Definition of NON-BANKING FINANCIAL COMPANY



What is a non-banking financial company (NBFC)?
A non-banking financial company (NBFC) is a company registered under the Companies Act, 1956 and is engaged in the business of loans and advances, acquisition of shares/stock/bonds/debentures/securities issued by government or local authority or other securities of like marketable nature, leasing, hire-purchase, insurance business, chit business, but does not include any institution whose principal business is that of agriculture activity, industrial activity, sale/purchase/construction of immovable property.
A non-banking institution which is a company and which has its principal business of receiving deposits under any scheme or arrangement or any other manner, or lending in any manner is also a non-banking financial company (residuary non-banking company).
NBFCs are doing functions similar to banks. What is difference between banks & NBFCs ?

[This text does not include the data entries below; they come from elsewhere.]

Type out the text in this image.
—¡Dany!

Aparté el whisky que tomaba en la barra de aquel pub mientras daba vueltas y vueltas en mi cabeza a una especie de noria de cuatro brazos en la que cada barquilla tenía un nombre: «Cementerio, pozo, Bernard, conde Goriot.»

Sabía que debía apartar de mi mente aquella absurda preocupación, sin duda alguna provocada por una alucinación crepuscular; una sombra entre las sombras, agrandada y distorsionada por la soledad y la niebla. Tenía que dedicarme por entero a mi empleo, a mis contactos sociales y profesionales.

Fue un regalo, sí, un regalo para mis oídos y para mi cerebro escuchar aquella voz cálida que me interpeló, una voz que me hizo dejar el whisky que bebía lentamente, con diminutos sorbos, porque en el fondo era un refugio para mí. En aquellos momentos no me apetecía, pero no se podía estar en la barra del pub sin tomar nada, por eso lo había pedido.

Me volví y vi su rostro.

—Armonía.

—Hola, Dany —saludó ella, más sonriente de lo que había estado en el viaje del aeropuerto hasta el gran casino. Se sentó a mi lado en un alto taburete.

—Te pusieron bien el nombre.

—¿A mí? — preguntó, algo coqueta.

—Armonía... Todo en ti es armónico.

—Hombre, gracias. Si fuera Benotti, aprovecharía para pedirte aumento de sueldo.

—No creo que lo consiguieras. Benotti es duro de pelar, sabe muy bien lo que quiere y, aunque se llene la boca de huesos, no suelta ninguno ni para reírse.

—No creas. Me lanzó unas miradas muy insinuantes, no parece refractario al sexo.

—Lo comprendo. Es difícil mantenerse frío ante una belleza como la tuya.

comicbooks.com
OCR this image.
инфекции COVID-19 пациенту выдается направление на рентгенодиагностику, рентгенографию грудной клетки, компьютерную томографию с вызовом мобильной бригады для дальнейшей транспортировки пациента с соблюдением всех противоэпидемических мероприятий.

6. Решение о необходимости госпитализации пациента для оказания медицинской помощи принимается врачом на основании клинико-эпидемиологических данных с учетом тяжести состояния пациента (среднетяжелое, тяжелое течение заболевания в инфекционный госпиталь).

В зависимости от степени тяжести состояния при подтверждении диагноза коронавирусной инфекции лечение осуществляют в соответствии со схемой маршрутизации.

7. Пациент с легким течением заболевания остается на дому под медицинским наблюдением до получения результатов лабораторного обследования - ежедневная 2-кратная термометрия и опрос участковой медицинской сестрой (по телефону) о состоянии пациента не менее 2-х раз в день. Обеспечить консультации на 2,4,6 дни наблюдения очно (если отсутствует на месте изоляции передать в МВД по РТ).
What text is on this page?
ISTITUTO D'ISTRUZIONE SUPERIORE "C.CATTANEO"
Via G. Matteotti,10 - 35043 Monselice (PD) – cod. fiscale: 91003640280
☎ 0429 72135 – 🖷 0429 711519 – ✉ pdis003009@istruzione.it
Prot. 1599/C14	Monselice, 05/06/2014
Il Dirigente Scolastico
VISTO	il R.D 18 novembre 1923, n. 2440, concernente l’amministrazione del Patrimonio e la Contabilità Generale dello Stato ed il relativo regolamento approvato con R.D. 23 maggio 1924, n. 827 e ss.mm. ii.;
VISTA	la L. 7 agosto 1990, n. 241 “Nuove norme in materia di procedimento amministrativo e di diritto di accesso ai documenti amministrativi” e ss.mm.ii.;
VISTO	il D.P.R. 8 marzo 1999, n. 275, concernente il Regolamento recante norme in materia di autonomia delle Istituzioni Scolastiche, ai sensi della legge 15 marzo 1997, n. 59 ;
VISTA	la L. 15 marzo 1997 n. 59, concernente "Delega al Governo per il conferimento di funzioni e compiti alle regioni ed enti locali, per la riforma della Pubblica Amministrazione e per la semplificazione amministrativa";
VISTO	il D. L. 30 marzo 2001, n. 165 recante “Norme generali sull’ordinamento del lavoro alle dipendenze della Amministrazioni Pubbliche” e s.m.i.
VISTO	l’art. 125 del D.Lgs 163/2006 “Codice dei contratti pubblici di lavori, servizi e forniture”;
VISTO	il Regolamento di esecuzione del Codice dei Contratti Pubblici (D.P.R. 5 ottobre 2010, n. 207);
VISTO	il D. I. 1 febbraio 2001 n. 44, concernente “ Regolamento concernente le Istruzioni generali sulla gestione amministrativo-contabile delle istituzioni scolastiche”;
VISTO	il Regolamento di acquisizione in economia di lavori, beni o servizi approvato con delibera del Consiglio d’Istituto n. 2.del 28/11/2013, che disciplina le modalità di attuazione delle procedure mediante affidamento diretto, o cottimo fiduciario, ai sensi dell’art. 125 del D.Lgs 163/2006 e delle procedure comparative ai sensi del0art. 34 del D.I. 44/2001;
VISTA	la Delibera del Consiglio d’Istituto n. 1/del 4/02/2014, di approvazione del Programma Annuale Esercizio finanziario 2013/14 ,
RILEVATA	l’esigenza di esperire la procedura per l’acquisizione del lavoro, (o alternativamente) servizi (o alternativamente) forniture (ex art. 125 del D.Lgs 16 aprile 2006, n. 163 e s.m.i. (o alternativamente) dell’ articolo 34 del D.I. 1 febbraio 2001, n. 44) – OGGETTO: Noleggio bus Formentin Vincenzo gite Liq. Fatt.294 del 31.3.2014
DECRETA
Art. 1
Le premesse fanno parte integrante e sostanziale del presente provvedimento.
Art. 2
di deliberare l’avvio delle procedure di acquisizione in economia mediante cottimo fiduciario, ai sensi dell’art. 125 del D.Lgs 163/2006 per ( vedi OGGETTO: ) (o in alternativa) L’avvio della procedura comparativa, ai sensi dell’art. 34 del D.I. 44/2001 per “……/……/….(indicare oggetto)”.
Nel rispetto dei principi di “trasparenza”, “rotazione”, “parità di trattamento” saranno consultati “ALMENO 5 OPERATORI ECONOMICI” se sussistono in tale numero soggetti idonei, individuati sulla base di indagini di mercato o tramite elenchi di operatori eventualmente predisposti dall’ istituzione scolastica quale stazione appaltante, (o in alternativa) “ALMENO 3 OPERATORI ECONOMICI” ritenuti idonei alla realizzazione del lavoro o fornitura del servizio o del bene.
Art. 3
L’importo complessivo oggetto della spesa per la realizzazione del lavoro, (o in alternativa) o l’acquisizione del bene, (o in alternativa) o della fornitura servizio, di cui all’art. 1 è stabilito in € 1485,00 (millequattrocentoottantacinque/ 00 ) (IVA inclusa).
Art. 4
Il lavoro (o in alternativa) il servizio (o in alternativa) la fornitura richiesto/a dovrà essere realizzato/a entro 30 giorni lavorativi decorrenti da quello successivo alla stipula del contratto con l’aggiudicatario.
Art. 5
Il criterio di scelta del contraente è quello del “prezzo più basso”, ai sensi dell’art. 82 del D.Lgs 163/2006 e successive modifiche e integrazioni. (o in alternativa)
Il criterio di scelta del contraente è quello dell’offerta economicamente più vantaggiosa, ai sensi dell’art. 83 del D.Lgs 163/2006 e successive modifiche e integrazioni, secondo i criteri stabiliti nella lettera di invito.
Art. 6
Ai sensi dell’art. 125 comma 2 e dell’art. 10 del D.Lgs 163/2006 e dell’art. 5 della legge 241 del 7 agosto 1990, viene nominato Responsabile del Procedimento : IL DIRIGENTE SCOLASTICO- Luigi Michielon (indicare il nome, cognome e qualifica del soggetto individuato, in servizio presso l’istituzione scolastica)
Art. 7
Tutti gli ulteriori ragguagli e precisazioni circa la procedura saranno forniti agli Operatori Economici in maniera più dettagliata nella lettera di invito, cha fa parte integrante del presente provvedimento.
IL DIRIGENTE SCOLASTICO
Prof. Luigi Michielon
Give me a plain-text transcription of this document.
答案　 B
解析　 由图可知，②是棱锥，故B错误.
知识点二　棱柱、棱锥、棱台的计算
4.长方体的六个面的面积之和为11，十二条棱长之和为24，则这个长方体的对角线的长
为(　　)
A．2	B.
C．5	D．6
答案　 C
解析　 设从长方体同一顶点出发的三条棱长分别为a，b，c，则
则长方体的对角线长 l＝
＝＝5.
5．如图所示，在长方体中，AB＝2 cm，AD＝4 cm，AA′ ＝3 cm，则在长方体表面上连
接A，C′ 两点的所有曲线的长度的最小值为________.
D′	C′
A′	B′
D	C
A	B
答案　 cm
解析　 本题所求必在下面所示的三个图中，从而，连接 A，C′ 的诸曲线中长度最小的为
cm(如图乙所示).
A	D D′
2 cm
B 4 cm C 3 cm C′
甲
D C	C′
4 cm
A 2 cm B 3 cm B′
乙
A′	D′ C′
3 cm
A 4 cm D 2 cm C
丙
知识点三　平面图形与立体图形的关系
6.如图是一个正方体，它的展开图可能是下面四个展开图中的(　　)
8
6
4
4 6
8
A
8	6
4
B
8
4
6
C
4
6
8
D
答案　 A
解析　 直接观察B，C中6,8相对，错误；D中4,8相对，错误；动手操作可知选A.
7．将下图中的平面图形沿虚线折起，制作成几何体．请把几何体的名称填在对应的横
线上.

NBFCs are doing functions akin to that of banks, however there are a few differences:
  • (i) a NBFC cannot accept demand deposits (demand deposits are funds deposited at a depository institution that are payable on demand -- immediately or within a very short period -- like your current or savings accounts.)
  • (ii) it is not a part of the payment and settlement system and as such cannot issue cheques to its customers; and
  • (iii) deposit insurance facility of DICGC is not available for NBFC depositors unlike in case of banks.